“Art is not what you see, but what you make others see.” So said Edgar Degas, French Impressionist (who preferred the label “realist”).
My daughter is a photographer, and can’t understand why people label her “artsy.” She just likes to take pictures. (She also prefers the label, realist.) Yet one of our favorite places to go is Chicago’s Art Institute–an artsy place to hang out. Two days ago, we made a trek to the city one last time before she leaves for college, and that was of course where we ended up. She found the Degas quote on a t-shirt in the gift shop.
She, my first born, is leaving for college. Many might ask her what she’s learned from being in our family. but I prefer to ponder: what have I learned from 18 years with this feisty, strong-willed, bright little girl who is now a young woman?
I have learned to see. She has made me see things differently, notice what I would ordinarily pass by.
In a way, that’s what God does: he makes us see. Once blind, now seeing. The scales fall from our eyes when grace provides a new perspective. And I think that certain people are good at being Jesus to the rest of us–not because they give us all the right answers or are perfect, but because they help us to see. By sharing a new perspective, they bring clarity not just to themselves but to the people around them.
Do you know anyone who helps you to see? do you do that for anyone?

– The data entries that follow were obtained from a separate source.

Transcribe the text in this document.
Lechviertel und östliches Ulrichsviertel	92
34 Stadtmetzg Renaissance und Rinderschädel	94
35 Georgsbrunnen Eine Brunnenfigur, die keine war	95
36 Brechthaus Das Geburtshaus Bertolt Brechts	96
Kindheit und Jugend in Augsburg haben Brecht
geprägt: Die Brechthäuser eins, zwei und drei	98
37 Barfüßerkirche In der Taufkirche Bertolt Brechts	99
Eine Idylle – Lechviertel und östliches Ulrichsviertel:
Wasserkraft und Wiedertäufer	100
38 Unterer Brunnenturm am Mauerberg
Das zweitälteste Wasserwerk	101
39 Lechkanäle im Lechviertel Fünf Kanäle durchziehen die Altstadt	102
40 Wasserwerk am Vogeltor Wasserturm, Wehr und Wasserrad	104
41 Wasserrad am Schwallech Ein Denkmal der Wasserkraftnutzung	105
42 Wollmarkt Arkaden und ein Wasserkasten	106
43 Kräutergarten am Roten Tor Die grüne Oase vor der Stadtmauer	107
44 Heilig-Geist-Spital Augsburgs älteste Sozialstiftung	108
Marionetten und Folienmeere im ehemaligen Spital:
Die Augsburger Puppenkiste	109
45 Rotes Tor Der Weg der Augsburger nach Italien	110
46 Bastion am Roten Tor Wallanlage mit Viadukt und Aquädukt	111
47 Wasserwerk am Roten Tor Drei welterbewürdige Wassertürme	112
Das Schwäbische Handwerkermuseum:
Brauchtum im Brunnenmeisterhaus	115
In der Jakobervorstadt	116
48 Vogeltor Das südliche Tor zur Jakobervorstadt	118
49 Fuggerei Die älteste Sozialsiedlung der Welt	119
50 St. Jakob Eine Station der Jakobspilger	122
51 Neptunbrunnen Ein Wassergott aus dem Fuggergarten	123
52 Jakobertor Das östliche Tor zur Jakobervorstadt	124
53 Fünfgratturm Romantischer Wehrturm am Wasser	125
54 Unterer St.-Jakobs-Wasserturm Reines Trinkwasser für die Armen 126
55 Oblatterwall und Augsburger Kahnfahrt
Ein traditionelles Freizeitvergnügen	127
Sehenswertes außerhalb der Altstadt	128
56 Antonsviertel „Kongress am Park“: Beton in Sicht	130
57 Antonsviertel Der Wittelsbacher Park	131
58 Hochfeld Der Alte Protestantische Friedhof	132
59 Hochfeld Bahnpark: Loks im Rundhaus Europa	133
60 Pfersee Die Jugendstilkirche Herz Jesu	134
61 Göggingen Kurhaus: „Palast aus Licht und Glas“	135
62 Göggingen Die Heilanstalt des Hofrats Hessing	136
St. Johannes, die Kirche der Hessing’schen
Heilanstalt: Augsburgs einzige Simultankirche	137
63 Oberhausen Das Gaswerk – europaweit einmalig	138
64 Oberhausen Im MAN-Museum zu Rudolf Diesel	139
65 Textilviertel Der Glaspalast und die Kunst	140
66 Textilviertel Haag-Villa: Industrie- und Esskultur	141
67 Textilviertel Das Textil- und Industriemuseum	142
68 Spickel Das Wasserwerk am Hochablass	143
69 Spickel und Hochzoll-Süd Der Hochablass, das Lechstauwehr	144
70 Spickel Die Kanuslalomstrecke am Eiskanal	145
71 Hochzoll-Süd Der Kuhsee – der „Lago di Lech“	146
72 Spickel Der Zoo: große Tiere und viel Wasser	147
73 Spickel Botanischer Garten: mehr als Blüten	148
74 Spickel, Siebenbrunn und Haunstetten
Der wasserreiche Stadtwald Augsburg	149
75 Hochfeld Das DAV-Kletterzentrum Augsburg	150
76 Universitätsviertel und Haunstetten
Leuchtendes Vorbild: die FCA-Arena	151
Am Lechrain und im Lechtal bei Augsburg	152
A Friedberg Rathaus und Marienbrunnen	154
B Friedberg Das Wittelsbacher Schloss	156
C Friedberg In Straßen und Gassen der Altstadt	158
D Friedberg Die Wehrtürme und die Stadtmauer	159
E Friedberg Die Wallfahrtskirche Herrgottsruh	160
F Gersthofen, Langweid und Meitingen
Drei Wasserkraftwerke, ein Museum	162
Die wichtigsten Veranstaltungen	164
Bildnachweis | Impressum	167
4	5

For example: I drove us through Chicago’s Loop on our way to the museum. The iconic, stereotypical photo of the “el” tracks in Chicago looks like this:
You’ve probably seen similar shots in movies or television shows set in Chicago. As I drove beneath the tracks, which run right over the street, my daughter snapped this photo, making me see tracks and adjacent buildings from a completely new perspective:
Where, in your life, do you need a new perspective? And what are you doing, not just to see, but to help others see?